My favorites | Sign in
Project Home Downloads Wiki Issues Source
Search
for
PerlAppEngineProgress200807  
Progress reported after OSCON, Jul-2008
Updated Feb 4, 2010 by spadk...@gmail.com

Introduction

This is the body of an email sent by Brad Fitzpatrick after OSCON 2008.

Progress

Now that OSCON is over, and before I get back to work on Monday, let me give everybody here (111 people!) an overview of what we all got done on this project while at OSCON.

Terminology:

  • GAE -- Google App Engine
  • PAE -- Perl App Engine
  • Protos -- protocol buffer files
  • PAE SDK -- this whole project (a dev kit we give to people to test PAE apps)

First off, the three repos we're hacking in:

1) http://code.google.com/p/perl-appengine/

... the main project, to provide a perl dev environment that feels like what it'd actually feel like on GAE. The goal here is to provide a CGI (or future: FastCGI) environment in which people can start porting their apps while the other work goes in parallel. This is where all the current focus is. Status: see bottom of this email.

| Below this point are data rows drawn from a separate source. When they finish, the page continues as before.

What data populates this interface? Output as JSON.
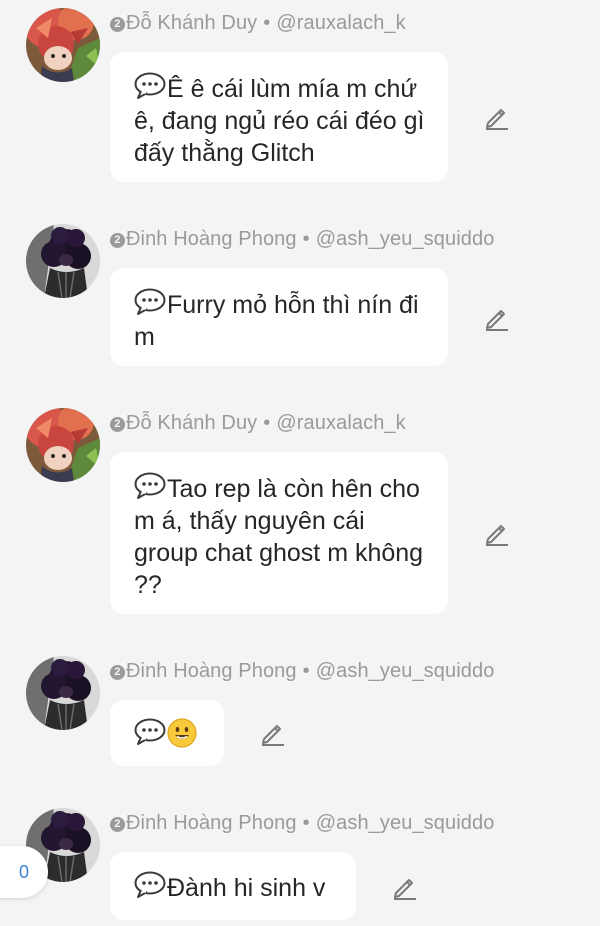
{
  "messages": [
    {
      "name": "Đỗ Khánh Duy",
      "handle": "@rauxalach_k",
      "level": "2",
      "text": "Ê ê cái lùm mía m chứ ê, đang ngủ réo cái đéo gì đấy thằng Glitch",
      "avatar": "red-hair-avatar"
    },
    {
      "name": "Đinh Hoàng Phong",
      "handle": "@ash_yeu_squiddo",
      "level": "2",
      "text": "Furry mỏ hỗn thì nín đi m",
      "avatar": "dark-hair-avatar"
    },
    {
      "name": "Đỗ Khánh Duy",
      "handle": "@rauxalach_k",
      "level": "2",
      "text": "Tao rep là còn hên cho m á, thấy nguyên cái group chat ghost m không ??",
      "avatar": "red-hair-avatar"
    },
    {
      "name": "Đinh Hoàng Phong",
      "handle": "@ash_yeu_squiddo",
      "level": "2",
      "text": "",
      "emoji": "slightly-smiling-face",
      "avatar": "dark-hair-avatar"
    },
    {
      "name": "Đinh Hoàng Phong",
      "handle": "@ash_yeu_squiddo",
      "level": "2",
      "text": "Đành hi sinh v",
      "avatar": "dark-hair-avatar"
    }
  ],
  "separator": "•",
  "counter": "0",
  "icons": {
    "bubble": "speech-balloon-icon",
    "edit": "pencil-icon"
  },
  "colors": {
    "background": "#f4f4f4",
    "bubble": "#ffffff",
    "meta": "#9a9a9a",
    "counter": "#3b82d6"
  }
}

2) http://code.google.com/p/sys-protect/

... a Perl XS module which, once loaded, locks down Perl to have the same GAE restrictions as the Python sandbox. Props to ABERGMAN++ for almost all the work on this module. It does this by replacing the Perl opcodes and disabling dynamic loading of any future XS modules. This is not how things will be done in reality in production, but its goal is to make it feel the same as production will feel. (We didn't want people to need to rebuild their main Perl interpreter just to test their apps on PAE). Status: pretty complete. Artur is still working on overriding the open function to prevent opening new file descriptors for write/fork/pipe, at which point we'll be pretty happy with this module. Wanted: people beating the crap out of this, finding holes, and writing more tests (passing or failing tests). Even though this won't be what's used in production, it'll form the basis of what's used in production. Basically we'll compiler this into a real Perl, but also removing completely the opcodes we override.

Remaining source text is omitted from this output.